I thought Data Center comes with an ability to run an unlimited number of VM's. Where does the limit of eight come from?
That's what he means, the extra VM's for a datacenter licensee are free. 8 comes from the required machines for Systems Center. I suppose it could have read "the 8 extra.."
Done
"A proper installation of the System Center suite takes at least nine separate servers / virtual machines "
Oh $DEITY. I get separating critical admin functions for redundancy, that's why I set up two (physically separate, not just VMs) external MX relays, DNS servers, etc. I get frustrated, but can tolerate the need to partition apps that don't play well together onto their own VMs. If MS built the entire suite, they should be able to make them play together.
Re: Done
They do, you can install all of them on the same server as long as it can handle it and they will work. They just don't recommend it
Re: Done
For our HO infrastructure of around 2500 clients over a couple of diverse locations MS said we'd get away with 1 additional server (we use WSUS on a different server but don't use MS for DNS/DHCP etc.)
It's easier just to use other products than it is to understand MS licensing.
Or
Choose a vendor that has people who can correctly advise you on what your options are and the costs.
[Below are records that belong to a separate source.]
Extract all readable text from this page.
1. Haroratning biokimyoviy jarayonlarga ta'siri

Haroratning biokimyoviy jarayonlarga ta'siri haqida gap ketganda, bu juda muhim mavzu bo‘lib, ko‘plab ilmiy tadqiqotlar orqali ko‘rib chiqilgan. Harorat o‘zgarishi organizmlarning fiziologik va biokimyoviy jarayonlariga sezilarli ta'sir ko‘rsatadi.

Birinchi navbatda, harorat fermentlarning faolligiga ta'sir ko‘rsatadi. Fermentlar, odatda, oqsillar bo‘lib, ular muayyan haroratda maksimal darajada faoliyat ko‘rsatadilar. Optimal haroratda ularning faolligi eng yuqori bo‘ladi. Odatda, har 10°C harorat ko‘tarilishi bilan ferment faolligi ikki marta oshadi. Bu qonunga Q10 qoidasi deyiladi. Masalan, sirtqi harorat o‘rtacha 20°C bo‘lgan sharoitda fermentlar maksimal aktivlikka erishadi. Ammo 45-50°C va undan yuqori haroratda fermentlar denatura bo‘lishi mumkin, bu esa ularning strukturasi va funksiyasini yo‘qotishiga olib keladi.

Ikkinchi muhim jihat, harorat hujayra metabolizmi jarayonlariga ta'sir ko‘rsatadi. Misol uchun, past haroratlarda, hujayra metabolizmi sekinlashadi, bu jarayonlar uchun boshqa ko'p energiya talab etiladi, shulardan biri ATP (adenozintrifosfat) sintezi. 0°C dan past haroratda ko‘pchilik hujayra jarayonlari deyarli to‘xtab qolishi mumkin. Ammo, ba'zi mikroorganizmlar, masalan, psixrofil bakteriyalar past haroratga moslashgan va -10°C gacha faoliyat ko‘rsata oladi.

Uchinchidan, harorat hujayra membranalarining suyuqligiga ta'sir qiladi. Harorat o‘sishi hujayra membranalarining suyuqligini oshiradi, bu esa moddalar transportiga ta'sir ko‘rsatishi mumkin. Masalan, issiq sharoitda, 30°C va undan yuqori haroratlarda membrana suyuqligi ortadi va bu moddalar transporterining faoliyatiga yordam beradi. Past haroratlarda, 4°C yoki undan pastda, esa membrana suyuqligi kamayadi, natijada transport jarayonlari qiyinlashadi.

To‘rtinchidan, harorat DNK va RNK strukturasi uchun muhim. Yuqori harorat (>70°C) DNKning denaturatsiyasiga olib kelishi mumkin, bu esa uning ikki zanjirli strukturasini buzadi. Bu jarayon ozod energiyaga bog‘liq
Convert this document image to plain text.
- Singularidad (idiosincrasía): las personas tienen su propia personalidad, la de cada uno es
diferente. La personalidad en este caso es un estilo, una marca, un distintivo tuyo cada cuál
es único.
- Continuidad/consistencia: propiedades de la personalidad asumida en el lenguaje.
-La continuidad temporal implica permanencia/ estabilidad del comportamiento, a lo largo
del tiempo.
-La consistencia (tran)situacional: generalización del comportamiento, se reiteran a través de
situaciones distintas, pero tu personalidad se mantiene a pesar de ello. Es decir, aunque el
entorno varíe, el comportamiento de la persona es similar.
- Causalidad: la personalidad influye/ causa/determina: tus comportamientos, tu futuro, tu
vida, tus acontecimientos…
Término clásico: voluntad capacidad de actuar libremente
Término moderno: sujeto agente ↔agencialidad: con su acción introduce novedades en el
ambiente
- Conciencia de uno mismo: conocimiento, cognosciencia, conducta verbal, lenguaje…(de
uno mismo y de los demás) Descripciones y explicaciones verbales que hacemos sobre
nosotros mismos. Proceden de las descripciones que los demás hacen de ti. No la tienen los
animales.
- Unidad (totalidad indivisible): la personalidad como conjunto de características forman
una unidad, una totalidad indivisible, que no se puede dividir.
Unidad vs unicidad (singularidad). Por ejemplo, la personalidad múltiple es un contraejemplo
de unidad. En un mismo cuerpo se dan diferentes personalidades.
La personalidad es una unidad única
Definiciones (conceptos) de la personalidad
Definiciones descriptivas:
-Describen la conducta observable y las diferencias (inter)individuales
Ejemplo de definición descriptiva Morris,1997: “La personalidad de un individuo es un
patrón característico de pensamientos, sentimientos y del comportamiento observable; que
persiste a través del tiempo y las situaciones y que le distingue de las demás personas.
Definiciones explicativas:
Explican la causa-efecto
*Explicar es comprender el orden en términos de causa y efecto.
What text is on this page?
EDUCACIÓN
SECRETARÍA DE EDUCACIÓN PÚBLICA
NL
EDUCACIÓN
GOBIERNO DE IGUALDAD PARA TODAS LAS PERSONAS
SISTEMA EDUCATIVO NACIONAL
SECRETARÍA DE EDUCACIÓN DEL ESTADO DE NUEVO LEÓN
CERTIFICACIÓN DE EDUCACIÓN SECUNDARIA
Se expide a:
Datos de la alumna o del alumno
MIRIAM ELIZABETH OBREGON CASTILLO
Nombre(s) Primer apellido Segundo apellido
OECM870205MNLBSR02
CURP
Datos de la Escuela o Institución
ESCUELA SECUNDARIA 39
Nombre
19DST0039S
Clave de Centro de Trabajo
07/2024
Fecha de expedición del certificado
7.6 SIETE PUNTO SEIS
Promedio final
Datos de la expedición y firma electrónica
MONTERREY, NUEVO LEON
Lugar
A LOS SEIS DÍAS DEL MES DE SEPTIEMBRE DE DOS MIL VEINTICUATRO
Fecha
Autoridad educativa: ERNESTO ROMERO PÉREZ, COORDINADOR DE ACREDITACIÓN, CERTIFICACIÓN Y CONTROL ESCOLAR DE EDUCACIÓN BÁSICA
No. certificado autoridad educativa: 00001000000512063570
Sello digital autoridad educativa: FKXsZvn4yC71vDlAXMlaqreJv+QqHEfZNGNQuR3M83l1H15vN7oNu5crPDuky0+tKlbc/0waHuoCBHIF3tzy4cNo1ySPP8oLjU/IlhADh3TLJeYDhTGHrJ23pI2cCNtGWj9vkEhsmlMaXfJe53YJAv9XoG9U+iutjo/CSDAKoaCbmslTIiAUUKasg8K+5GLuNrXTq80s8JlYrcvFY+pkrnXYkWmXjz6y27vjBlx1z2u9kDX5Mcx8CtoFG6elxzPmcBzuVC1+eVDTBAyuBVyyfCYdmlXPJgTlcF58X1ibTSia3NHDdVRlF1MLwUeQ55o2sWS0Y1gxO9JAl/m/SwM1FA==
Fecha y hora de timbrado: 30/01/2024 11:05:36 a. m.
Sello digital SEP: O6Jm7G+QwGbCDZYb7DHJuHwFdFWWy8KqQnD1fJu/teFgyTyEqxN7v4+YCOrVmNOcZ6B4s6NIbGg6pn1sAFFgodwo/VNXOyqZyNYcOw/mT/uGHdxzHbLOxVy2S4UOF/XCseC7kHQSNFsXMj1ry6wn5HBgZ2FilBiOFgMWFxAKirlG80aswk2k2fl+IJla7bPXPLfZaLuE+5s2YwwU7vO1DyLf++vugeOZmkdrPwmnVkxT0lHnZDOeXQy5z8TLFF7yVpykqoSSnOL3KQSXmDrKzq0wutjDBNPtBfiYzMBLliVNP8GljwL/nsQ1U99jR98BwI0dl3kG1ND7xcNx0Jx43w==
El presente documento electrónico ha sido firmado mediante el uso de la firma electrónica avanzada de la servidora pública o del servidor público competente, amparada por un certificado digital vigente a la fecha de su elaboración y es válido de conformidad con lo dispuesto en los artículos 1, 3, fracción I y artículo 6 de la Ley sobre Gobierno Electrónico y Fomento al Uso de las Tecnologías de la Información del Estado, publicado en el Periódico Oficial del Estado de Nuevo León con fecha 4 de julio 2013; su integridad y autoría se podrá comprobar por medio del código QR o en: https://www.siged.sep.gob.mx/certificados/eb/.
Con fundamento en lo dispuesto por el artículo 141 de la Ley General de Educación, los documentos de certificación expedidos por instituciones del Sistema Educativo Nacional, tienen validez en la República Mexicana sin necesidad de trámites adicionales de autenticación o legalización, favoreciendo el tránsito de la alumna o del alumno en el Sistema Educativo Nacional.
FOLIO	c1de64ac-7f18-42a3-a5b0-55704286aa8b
Why do their job for them?
DPM
I've not looked at DPM 2012 yet, but will be doing so in the next month or so as I evaluate backup software and develop reporting systems for backup environments. I have to say that I have been very impressed with the last couple of versions of DPM, it's got an excellent GUI and command line environment, with really excellent metadata services (ie: you can actually get information about how it's setup and working out of it) It's very close to the ideal of no-agent backup software with its replication of changed tracks to create images on the server. The problem is that there is no support for anything other than Windows, MS could have a pretty good tool which would trounce BackupExec, if they'd only add a Linux client. I don't see the problem in adding a non-Windows client, because they support Linux on Hyper-v, so you'd think that adding it as a client would be a logical step.
Re: DPM
Agreed - DPM is a fantastic product for largely MS shops on HyperV. DPM relies heavily on VSS for quiescing the machine so linux, old Oracle etc is poorly supported. You can still back some lightweight linux 'appliance' type boxes pretty successfuly I've found - just dont expect database transactional consistency so you may need to supplement it with scheduled tasks, redirect database to MS SQL, or look elsewhere.
Hmmm...
Everything else is a "Manager", except System Center App Controller. Now why would MS not name the product System Center App Manager...?
Re: Hmmm...
You'll notice that when IBM renamed their server range to I, p, e, z that aix didn't change to pOS...
SCA
Society for Creative Anachronism
Is MS going medieval???
Inquiring minds want to know
Licensing
We recently adopted System Center 2012 and are becoming familiar with it technically. I think it will prove to be quite good at what it does, especially compared with 2007. OTOH, the licensing was a fucking nightmare. Even the VARs can barely understand it, much less explain it.